No entanto, por mais fundamental que seja o ato de evocação — pois ele forma a base de tudo o que o homem aprenderá sobre si próprio no decorrer da história — ele não é, em si, um ato de cognição. A ironia socrática a respeito da ignorância tornou-se a instância paradigmática quanto à conscientização desse ponto cego no centro de todo o conhecimento humano sobre o homem. No centro de sua existência, o homem é desconhecido para si mesmo e deve permanecer assim, pois a parte do ser que se autodenomina homem só poderia ser conhecida plenamente se a comunidade do ser e seu drama no tempo fossem conhecidos como um todo.
A parceria do homem no ser é a essência de sua existência, e essa essência depende do todo, do qual a existência é uma parte. O conhecimento do todo, entretanto, é impedido pela identidade do conhecedor com o parceiro, e a ignorância do todo impede o conhecimento essencial da parte. Essa situação de ignorância com relação ao núcleo decisivo da existência é mais do que desconcertante: Ela é profundamente perturbadora, pois da profundidade dessa ignorância suprema brota a ansiedade da existência.
A ignorância essencial e última não é uma ignorância completa. O homem pode alcançar um conhecimento considerável sobre a ordem do ser, e uma parte importante desse conhecimento é a distinção entre o conhecível e o incognoscível. Essa conquista, no entanto, chega tarde no longo e demorado processo de experiência e simbolização que constitui o tema do presente estudo.
A preocupação do homem com o significado de sua existência no campo do ser não permanece reprimida nas torturas da ansiedade, mas pode se manifestar na criação de símbolos que pretendem tornar inteligíveis as relações e tensões entre os termos distinguíveis do campo.
Nas fases iniciais do processo criativo, os atos de simbolização ainda são muito prejudicados pela desconcertante multidão de fatos inexplorados e problemas não resolvidos. Para além da experiência de participação e da estrutura quaternária do campo do ser, não há muita coisa realmente clara, e essa clareza parcial tende a gerar confusão em vez de ordem, como é provável que aconteça quando materiais variados são classificados sob poucos títulos. No entanto, mesmo na confusão desses estágios iniciais, há método suficiente para permitir a distinção de características típicas no processo de simbolização.
Participação no Ser
A primeira dessas características típicas é a predominância da experiência de participação. Seja o que for que o homem seja, ele se reconhece como parte do ser. A grande corrente do ser, na qual ele flui enquanto ela passa através dele, é a mesma corrente à qual pertence tudo o mais que se desloca em sua perspectiva. A comunidade do ser é vivenciada com tanta intimidade que a consubstancialidade dos parceiros se sobrepõe à separação das substâncias.
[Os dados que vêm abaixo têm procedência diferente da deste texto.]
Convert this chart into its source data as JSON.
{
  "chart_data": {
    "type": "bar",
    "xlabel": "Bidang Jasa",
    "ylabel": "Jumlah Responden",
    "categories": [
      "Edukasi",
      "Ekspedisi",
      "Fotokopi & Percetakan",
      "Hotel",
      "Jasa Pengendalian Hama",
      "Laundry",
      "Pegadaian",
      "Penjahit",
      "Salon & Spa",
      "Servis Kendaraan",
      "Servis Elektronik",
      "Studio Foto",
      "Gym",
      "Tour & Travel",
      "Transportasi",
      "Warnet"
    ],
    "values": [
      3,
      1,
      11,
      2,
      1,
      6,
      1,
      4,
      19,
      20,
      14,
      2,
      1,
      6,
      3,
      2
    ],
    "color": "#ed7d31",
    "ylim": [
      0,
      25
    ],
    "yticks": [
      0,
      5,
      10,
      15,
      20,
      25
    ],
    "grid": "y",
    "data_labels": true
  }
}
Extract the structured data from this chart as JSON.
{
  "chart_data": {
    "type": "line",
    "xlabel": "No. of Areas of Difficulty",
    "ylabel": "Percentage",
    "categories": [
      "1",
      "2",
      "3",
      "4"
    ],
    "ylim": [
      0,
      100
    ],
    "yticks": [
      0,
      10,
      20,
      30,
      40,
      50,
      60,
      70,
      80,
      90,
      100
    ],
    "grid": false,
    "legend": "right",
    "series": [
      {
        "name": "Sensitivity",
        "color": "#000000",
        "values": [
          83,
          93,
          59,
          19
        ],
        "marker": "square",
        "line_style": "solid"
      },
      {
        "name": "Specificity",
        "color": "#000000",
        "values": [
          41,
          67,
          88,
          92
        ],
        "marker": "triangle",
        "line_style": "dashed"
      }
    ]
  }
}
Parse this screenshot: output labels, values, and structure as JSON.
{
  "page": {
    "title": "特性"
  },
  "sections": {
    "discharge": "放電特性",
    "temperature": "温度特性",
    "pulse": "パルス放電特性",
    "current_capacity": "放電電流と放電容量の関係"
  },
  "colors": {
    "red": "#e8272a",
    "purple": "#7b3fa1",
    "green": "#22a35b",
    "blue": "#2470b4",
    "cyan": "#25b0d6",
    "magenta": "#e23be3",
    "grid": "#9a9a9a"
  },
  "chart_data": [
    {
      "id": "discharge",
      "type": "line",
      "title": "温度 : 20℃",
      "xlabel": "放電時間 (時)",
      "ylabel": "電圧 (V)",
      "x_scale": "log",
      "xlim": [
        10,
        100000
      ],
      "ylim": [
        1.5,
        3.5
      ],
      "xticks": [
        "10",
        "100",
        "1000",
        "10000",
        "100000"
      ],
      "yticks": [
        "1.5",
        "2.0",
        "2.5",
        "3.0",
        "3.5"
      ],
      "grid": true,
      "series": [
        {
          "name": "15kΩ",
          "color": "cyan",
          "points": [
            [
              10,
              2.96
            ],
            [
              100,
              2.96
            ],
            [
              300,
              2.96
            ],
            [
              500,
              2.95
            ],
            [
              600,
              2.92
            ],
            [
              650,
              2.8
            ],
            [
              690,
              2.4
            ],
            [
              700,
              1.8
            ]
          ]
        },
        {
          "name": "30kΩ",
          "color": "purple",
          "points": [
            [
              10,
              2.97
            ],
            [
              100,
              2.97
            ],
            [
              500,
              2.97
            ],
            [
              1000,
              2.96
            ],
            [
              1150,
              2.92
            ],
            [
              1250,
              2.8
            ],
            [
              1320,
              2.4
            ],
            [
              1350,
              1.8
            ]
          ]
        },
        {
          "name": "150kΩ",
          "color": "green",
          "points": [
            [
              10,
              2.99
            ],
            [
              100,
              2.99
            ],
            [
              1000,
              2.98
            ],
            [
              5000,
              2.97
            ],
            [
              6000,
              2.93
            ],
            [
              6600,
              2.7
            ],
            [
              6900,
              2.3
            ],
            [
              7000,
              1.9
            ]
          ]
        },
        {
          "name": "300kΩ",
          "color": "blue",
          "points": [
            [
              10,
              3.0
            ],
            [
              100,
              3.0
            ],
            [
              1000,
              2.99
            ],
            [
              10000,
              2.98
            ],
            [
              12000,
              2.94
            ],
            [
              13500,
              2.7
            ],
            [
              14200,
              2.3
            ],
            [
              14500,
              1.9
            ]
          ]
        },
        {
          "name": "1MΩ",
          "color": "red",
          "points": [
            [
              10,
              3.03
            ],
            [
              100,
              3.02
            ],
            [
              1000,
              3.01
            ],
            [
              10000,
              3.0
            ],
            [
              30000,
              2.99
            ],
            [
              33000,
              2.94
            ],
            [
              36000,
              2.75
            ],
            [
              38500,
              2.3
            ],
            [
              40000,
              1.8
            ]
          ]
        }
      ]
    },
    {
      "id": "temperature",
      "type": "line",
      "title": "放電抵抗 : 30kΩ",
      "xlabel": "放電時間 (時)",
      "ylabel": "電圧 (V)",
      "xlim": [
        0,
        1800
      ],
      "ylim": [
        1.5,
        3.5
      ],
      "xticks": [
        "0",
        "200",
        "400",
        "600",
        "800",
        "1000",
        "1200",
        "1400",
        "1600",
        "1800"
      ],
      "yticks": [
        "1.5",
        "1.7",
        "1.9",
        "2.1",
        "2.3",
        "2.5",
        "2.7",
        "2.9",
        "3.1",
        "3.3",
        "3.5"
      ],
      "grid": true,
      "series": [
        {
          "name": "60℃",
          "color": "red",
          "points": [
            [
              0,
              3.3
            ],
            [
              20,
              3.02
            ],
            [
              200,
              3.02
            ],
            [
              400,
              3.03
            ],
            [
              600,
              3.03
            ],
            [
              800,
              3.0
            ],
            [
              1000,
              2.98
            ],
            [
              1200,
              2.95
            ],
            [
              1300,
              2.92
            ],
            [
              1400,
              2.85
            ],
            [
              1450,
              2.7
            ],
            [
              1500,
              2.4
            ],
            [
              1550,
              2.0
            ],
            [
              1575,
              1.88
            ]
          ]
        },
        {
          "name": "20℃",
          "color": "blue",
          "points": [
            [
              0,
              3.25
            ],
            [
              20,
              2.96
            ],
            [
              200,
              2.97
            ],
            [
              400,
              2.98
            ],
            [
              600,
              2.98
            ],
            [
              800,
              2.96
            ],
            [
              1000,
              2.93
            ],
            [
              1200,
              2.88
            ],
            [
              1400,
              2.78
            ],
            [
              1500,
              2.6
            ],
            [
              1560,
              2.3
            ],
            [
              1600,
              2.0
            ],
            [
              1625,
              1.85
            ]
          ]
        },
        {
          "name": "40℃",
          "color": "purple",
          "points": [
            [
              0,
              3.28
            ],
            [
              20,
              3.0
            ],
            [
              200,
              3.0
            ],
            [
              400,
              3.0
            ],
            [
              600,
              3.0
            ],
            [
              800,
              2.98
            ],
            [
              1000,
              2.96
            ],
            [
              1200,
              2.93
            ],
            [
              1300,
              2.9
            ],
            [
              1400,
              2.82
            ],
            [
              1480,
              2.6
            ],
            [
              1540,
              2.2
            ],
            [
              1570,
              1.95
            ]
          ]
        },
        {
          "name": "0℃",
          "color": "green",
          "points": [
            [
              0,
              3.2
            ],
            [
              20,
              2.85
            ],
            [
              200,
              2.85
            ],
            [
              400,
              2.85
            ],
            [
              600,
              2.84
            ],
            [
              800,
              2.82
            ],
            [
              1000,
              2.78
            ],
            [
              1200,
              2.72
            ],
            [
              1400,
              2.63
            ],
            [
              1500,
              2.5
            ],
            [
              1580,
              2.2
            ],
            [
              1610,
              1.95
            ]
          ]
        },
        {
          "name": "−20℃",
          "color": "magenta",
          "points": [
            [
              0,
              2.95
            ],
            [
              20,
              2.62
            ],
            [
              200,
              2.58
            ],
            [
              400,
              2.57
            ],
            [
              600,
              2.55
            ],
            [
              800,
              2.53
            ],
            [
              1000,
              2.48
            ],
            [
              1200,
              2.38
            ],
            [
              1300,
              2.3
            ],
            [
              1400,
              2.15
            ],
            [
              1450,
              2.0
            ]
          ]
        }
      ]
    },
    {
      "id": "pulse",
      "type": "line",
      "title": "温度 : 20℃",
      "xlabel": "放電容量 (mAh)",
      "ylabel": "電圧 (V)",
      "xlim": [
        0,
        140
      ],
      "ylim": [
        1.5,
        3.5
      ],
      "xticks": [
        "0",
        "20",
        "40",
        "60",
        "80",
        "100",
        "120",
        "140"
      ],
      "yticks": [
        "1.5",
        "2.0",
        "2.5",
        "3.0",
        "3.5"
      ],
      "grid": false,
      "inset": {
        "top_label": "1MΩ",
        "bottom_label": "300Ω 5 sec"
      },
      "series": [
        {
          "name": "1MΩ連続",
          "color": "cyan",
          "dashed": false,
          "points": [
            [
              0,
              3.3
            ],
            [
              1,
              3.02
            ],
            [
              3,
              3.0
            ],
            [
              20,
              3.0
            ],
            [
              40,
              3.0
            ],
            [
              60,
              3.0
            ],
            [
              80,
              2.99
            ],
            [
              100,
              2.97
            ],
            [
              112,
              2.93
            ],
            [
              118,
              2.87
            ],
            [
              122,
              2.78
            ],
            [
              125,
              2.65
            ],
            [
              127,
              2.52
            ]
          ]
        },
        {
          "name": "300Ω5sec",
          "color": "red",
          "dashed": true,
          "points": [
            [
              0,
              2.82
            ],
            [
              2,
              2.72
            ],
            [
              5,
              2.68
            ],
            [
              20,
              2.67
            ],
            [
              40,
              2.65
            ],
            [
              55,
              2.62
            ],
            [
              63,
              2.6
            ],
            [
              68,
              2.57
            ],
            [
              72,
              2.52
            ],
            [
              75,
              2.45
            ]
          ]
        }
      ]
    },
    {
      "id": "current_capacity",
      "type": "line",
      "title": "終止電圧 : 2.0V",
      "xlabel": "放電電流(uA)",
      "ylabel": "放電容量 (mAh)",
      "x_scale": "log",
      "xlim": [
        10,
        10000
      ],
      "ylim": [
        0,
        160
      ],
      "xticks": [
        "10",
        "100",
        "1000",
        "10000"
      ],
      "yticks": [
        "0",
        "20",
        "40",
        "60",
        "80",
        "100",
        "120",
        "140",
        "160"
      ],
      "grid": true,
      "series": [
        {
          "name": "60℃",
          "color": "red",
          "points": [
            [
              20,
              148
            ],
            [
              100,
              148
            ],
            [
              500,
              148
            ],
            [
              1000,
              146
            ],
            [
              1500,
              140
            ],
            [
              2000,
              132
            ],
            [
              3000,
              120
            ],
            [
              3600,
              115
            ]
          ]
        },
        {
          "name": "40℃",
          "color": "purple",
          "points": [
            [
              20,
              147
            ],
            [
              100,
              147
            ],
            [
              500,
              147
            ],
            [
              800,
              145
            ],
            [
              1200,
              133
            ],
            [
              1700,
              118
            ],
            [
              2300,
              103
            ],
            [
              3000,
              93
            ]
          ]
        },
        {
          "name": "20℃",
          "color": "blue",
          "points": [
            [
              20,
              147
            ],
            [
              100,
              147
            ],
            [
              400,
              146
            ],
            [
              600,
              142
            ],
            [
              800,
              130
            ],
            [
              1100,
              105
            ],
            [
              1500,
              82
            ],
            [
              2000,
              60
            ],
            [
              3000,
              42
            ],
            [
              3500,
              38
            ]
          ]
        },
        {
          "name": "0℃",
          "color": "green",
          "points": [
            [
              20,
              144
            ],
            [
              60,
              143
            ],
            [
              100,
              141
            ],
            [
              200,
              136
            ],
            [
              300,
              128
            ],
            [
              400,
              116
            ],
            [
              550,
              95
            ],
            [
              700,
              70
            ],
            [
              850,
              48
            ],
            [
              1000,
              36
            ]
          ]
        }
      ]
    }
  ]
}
Nós nos movemos em uma comunidade encantada, onde tudo o que nos encontra tem força, vontade e sentimentos, onde animais e plantas podem ser homens e deuses, onde homens podem ser divinos e deuses podem ser reis, onde o céu matinal emplumado é o falcão Hórus e o Sol e a Lua são seus olhos, onde a mesmice subterrânea do ser é um condutor para correntes mágicas de força boa ou má que subterraneamente alcançará o parceiro superficialmente inalcançável, onde as coisas são as mesmas e não são as mesmas, e podem se transformar umas nas outras.
A segunda característica típica é a preocupação com o duradouro e o passageiro (ou seja, a durabilidade e a transitoriedade) dos parceiros na comunidade do ser. Não obstante a consubstancialidade, há a experiência de existência separada na corrente do ser, e as várias existências são distinguidas por seus graus de durabilidade.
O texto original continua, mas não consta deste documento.